As a child, I grew up watching Tennessee football.
I sat at the foot of my great-grandfather’s recliner, zipping my lip as I did so as not to disturb the ongoing game with my childish comments, and watched as orange-clad history unfolded before my eyes.
I gazed through the darkness and, later, through borrowed binoculars at Neyland Stadium, as Casey Clausen (my all-time favorite UT quarterback) overthrew the mighty Crimson Tide of Alabama.
Neyland Stadium itself shook in fear and, subsequently, celebration, as James Wilhoit’s field goal sailed through the uprights to beat Florida in 2004.
Finally, the joyous celebration of so very many melted into utter disbelief when an overturned call in the 2010 Music City Bowl left Volunteer fans everywhere screaming for that referee’s head.
Now, the Tennessee faithful look forward to Butch Jones’ 2016 campaign, praying all the while that God might grant but one season of vengeance for all the post-Fulmer years of strife and turmoil.
The point is, football has dominated the mindsets of many Vol fans for a long time now, at least when the leaves are burned in Tennessee orange and what some consider to be blood-curdling Alabama red.
The emotional roller-coaster these fans voluntarily ride every season sends them up, down and all around, eventually arriving at a nagging sense of regret, not to mention the longing for seasons that have since passed.
That is in the fall, but as the crisp weather gives way to light snowfall and chokingly cold breaths, something changes in the brisk mountain air. Or, it did before Summitt stopped coaching, at least.
The basketball-based excitement on Rocky Top stirred ever so slightly with the arrival of Bruce Pearl as the new men’s coach, but every year that Pat Summitt stepped on the sideline to lead her dominant Lady Vols, that same excitement roared its approval.
Why? The answer is quite simple, really.
Throughout its heavy, long-winded history, Tennessee football has brought seasons riddled with emotion and questions of whether or not the Vols could get it done on the field.
With Lady Vols basketball, however, and Summitt at the helm throughout its existence, the predictions were never questioned.

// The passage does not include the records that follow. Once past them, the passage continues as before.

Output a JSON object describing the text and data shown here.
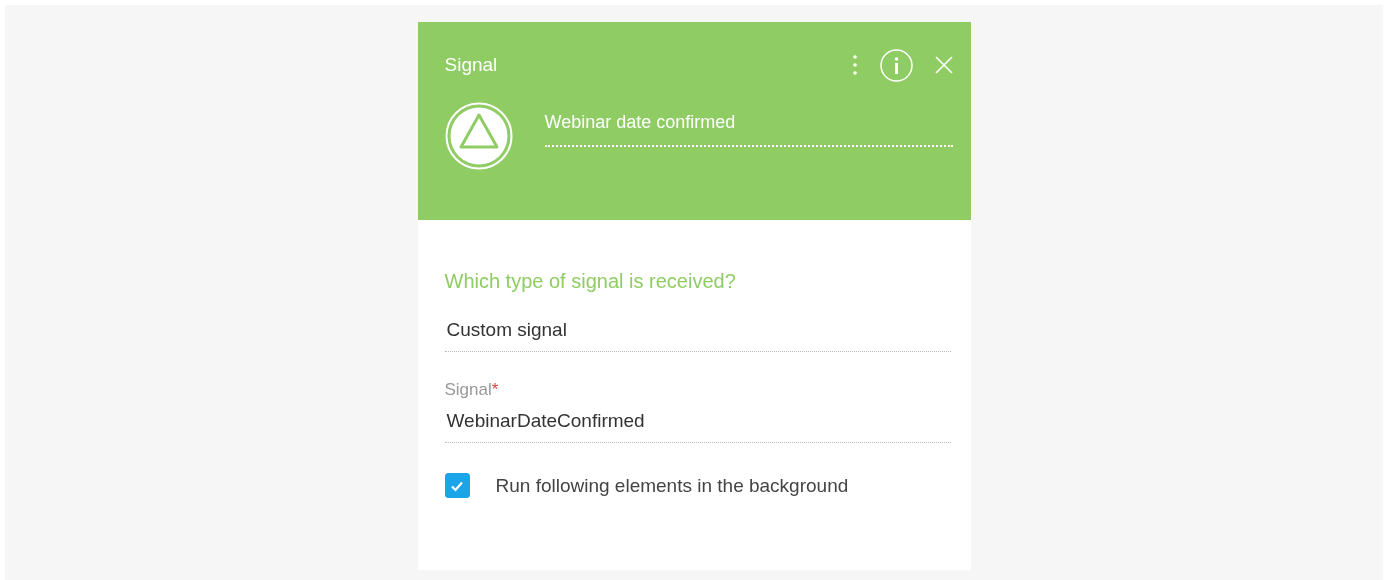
{
  "panel": {
    "title": "Signal",
    "element_name": "Webinar date confirmed"
  },
  "question": "Which type of signal is received?",
  "fields": [
    {
      "kind": "plain",
      "value": "Custom signal"
    },
    {
      "kind": "labeled",
      "label": "Signal",
      "required_mark": "*",
      "value": "WebinarDateConfirmed"
    }
  ],
  "background_option": {
    "label": "Run following elements in the background",
    "checked": true
  }
}
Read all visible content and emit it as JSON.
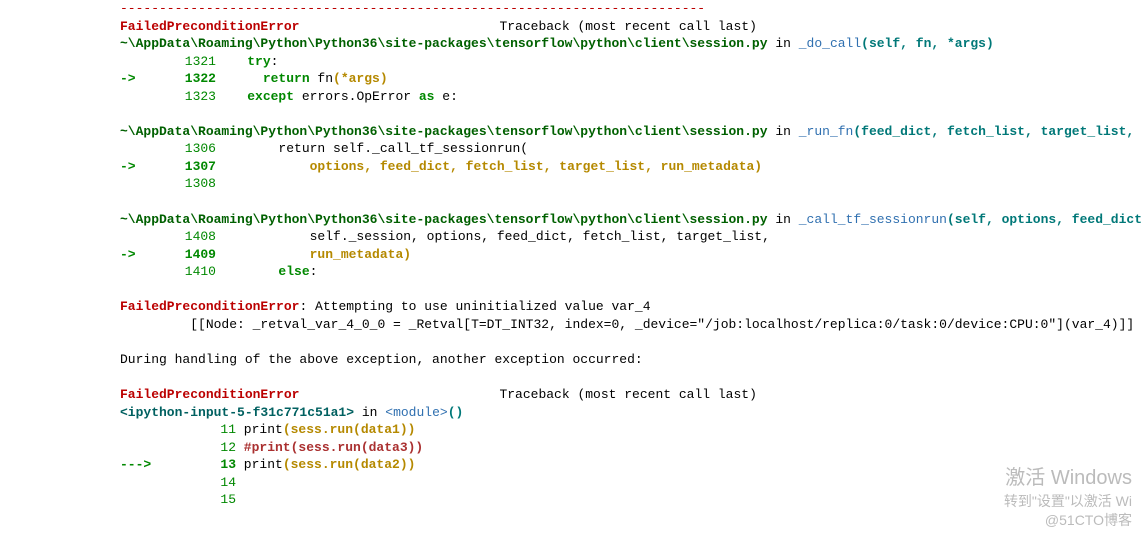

The lopsided scores never brought more than one blink of the eye.
And by the final go-round in Summitt’s illustrious Tennessee career, fans had been used to such dominance for a long, long time.
Only recently, in fact, had they been forced—albeit, begrudgingly— to admit that the Lady Vols were no longer the only relevant team in women’s college basketball, as UConn and Baylor, among others, have clawed their way to the top.
But even the rise of other teams pays tribute to Summitt, to her unrelenting passion and determination to push the women’s game through every obstacle set in its way, until the final obstacle of her own life served as her ultimate Earthly demise.
It was on April 18, 2012, that Summitt’s career in Knoxville drew to an official close.
It was with great regret that she admitted that the dementia, which she battled with “fierce determination,” according to her son, Tyler, had begun to take its toll, and Summitt thought it best for what had so long been her team that she step down.
Heavy hearts and teary eyes blotted the room as Summitt announced her retirement, naming longtime assistant and friend Holly Warlick as her successor as head coach.
After the announcement, Summitt tugged a small, silver whistle out of her pocket, placing it around Warlick’s neck in visual representation of handing over the reins.
In the same hand as the whistle, it seemed that she gave Holly what had for so long been her livelihood, as a smile tinged with sadness creased the face of a legend.
It was then, too, that Summitt’s health began its slow creep downward, eventually transforming into the sad spiral that ended at the statue erected in her honor on Tennessee’s campus, as bouquets and basketballs sit today in memorial.
Summitt’s greatest on-court foe, Geno Auriemma, perhaps said it best, as her “indelible impact” on the game of basketball will send ripples through this sport for as long as it is played.
That is why, while Summitt’s years ended much too quickly than we all would have liked, her life as a whole might be counted as that 1,099th victory.